А затем и это фальшивое «умаление» нравственного веса диктаторского насилия свел на нет, своим заключительным аккордом:
«Человек власти и меча, действуя с сознанием духовной необходимости, не должен во время действия обессиливать себя рефлексиею на идеальное или предаваться преждевременным угрызениям: кто идет по канату и начинает несвоевременно оглядываться, тот падает и расшибается»...
Перед тем объяснялось, что «из религиозного чувства и по духовному убеждению» этот «человек власти и меча» должен уметь, не смущаясь, «разогнать толпу», «арестовать, приговорить, расстрелять».
Если в лучших местах своей книжки г. Ильин твердил зады русской революции, то в худших местах ее он твердит зады русского большевизма, перепевая идеологов чрезвычайки.

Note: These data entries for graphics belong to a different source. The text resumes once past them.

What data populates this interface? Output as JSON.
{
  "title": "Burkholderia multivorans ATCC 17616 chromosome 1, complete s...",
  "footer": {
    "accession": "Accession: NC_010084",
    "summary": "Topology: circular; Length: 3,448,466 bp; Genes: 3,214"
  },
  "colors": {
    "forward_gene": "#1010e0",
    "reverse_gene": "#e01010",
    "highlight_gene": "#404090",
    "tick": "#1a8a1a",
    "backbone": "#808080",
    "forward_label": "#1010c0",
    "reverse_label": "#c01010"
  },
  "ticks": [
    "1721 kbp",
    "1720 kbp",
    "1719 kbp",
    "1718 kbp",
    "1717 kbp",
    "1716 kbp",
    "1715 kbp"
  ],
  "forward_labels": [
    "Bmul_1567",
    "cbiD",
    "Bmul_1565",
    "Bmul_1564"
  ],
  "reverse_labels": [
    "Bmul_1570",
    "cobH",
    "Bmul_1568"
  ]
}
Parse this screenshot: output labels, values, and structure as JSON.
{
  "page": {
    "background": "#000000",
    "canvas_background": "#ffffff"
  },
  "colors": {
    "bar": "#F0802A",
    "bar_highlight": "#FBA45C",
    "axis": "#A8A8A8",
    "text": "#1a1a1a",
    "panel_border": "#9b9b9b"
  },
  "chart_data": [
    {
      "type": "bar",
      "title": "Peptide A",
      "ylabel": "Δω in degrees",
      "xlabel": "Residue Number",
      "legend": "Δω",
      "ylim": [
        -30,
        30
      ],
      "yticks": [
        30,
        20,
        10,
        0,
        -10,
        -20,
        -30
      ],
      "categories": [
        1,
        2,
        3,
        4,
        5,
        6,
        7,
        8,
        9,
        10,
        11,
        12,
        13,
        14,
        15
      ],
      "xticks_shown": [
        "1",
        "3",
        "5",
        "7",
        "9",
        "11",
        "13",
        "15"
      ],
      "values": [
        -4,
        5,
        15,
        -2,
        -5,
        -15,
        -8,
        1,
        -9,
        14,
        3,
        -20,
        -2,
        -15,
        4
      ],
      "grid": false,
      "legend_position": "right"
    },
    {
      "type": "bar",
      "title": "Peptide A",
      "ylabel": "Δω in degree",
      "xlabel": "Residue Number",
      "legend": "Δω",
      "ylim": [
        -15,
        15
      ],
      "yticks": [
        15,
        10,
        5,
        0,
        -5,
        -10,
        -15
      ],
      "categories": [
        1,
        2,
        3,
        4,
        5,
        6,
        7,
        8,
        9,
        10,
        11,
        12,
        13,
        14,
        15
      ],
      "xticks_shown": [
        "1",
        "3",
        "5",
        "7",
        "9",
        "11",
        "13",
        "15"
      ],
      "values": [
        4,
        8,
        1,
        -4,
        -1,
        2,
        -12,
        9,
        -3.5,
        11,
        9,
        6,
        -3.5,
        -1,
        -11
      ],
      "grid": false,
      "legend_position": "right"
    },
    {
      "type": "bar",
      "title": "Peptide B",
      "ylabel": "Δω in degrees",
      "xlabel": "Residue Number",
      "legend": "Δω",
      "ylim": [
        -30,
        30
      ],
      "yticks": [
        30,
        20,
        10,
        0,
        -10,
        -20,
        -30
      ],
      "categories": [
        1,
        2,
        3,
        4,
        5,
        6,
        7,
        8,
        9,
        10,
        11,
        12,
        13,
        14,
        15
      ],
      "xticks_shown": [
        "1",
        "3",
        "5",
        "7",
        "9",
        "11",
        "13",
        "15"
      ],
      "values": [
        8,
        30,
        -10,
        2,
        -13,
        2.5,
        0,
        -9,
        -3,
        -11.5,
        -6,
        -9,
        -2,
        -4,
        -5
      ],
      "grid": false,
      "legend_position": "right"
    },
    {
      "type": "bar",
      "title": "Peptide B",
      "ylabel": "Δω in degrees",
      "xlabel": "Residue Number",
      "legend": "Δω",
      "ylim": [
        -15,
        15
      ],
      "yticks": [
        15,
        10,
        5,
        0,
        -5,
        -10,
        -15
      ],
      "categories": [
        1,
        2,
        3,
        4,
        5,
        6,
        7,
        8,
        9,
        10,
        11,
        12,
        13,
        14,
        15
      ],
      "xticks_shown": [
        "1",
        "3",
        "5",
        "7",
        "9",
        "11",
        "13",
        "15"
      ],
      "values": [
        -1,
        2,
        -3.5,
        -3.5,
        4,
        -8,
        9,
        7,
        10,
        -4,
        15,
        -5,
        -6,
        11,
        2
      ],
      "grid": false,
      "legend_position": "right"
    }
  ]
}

И еще одно слово. Своих будущих «людей меча и власти» г. Ильин уподобил картинно акробатам, балансирующим на высоко висящем канате. И фашизму, и большевизму акробатическое искусство, конечно, потребуется. Но ведь чем выше вскарабкиваются, тем катастрофичнее «падения». А упасть, и упасть очень больно, можно, даже и не успев еще вскарабкаться. И это, кажется, на роду написано новейшему нашему православному и монархиствующсму белому фашизму.